Both are hitting in the early going. LaPorta is at .260/.367/.460, while Gordon has delivered a .353/.380/.515 line. "It’s just April" is an easy enough refrain to sap anybody’s enthusiasm -- Gordon isn’t going to finish the year hitting .353, after all, and when that drops it’ll drag his OBP and SLG with it unless he starts bopping and walking. The hope for both is that this isn’t fluky -- say, something akin to Jeff Francoeur’s eight walks in his first 12 games last year; Frenchy’s hacktastic approach is a career-defining handicap, so nobody was surprised when he managed just 22 more the remainder of the season. For every Jose Bautista, it might seem as if there are dozens of Francoeurs.

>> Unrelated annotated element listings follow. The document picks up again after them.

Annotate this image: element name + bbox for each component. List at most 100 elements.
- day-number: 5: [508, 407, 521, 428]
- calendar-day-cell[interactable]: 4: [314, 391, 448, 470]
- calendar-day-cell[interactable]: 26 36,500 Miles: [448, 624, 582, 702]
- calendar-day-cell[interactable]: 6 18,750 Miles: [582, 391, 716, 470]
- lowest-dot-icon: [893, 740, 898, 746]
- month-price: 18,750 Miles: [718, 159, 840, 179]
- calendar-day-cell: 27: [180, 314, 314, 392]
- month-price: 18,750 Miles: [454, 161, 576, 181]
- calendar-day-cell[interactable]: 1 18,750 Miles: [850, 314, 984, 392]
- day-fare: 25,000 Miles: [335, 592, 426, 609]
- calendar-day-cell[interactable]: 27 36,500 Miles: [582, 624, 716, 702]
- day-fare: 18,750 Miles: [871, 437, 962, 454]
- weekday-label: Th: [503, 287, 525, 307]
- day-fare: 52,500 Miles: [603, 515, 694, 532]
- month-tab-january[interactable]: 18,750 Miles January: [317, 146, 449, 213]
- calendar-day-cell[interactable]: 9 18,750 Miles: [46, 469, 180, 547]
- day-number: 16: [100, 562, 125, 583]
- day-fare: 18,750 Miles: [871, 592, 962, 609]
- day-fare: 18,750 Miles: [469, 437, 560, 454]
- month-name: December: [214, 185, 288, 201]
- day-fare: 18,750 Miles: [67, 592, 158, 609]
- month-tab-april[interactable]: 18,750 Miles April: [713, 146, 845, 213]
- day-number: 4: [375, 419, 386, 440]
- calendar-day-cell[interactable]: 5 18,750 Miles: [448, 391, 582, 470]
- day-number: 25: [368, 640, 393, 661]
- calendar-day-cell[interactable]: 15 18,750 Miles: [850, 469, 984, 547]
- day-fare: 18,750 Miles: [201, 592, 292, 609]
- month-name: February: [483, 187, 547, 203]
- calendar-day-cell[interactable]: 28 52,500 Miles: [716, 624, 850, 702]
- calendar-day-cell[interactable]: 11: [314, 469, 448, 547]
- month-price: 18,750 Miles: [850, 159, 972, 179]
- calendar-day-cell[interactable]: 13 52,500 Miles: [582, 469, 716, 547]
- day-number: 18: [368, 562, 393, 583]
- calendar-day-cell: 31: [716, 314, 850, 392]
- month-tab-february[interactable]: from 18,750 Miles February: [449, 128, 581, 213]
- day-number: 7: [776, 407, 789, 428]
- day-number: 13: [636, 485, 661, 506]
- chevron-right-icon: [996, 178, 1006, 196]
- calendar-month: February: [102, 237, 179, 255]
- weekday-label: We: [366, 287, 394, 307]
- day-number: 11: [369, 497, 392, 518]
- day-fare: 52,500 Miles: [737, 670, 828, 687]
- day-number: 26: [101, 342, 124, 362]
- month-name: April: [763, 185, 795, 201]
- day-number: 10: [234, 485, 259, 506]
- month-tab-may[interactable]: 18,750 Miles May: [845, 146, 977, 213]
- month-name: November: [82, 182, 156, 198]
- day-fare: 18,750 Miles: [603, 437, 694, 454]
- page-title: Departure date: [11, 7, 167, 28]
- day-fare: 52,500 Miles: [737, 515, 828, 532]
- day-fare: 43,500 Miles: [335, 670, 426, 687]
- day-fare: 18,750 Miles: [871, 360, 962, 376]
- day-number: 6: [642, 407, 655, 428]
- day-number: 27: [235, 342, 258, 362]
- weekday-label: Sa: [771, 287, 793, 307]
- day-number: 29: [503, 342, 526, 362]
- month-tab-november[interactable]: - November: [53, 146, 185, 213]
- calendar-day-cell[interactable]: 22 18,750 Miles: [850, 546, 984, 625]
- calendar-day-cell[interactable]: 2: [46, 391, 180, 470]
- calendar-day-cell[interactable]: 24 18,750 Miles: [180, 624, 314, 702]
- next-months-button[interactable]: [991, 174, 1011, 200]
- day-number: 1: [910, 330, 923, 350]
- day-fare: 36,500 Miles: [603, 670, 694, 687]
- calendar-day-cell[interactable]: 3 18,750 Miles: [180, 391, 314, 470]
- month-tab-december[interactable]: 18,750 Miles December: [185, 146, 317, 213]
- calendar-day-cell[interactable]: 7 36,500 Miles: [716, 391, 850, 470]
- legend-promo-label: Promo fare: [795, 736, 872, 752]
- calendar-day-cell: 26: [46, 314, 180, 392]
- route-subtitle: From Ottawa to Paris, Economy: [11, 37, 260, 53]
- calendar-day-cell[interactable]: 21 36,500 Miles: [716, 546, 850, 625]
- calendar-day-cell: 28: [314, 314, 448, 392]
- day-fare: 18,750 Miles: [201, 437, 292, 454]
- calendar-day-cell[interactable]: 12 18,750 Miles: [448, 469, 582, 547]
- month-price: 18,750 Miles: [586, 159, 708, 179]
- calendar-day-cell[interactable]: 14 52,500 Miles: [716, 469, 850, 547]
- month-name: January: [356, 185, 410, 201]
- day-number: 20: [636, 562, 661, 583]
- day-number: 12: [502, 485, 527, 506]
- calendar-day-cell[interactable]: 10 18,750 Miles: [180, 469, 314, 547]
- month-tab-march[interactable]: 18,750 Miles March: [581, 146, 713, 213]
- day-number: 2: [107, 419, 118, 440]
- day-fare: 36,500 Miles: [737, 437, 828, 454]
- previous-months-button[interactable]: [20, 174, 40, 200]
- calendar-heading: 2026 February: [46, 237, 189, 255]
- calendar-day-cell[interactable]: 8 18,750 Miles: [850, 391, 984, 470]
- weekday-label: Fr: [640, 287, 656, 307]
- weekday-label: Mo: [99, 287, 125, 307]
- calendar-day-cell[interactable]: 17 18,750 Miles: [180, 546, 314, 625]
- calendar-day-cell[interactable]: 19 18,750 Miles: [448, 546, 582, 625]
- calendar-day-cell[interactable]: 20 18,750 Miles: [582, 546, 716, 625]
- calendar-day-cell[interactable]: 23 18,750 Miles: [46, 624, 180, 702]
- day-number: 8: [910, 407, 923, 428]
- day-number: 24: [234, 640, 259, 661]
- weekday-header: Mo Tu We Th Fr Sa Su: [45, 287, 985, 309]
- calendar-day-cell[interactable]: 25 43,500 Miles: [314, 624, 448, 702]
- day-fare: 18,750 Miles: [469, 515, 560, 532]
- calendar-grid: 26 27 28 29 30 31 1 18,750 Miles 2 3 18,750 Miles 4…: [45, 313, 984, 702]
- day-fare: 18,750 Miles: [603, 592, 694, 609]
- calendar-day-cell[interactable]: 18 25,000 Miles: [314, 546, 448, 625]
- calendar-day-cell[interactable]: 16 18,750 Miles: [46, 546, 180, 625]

The difference between that small-sample caution and this pair of former top prospects is that, not so very long ago, Gordon and LaPorta were both projected to do better than they have. Not by some, but by all: by projection tools, scouts and statheads. Both have had their problems getting on track in ways that weren’t entirely under their control; beyond injuries, Gordon’s punitive assignment to Omaha last year was earned, but might have been allowed to run overlong. When you underwhelm expectations, that sort of thing is an understandable professional hazard.

So both Gordon and LaPorta are on the spot to deliver. Via PECOTA’s spread of projections, both have about 30 percent shots at finishing with seasons around an .800 OPS, which sounds conservative, but that’s what past failure does for you: It puts a big dent in your projected future. If the Indians and the Royals get these projected numberss from their former prospects, though, they’ll be able to take some satisfaction from their seasons, even if they don’t wind up atop the standings.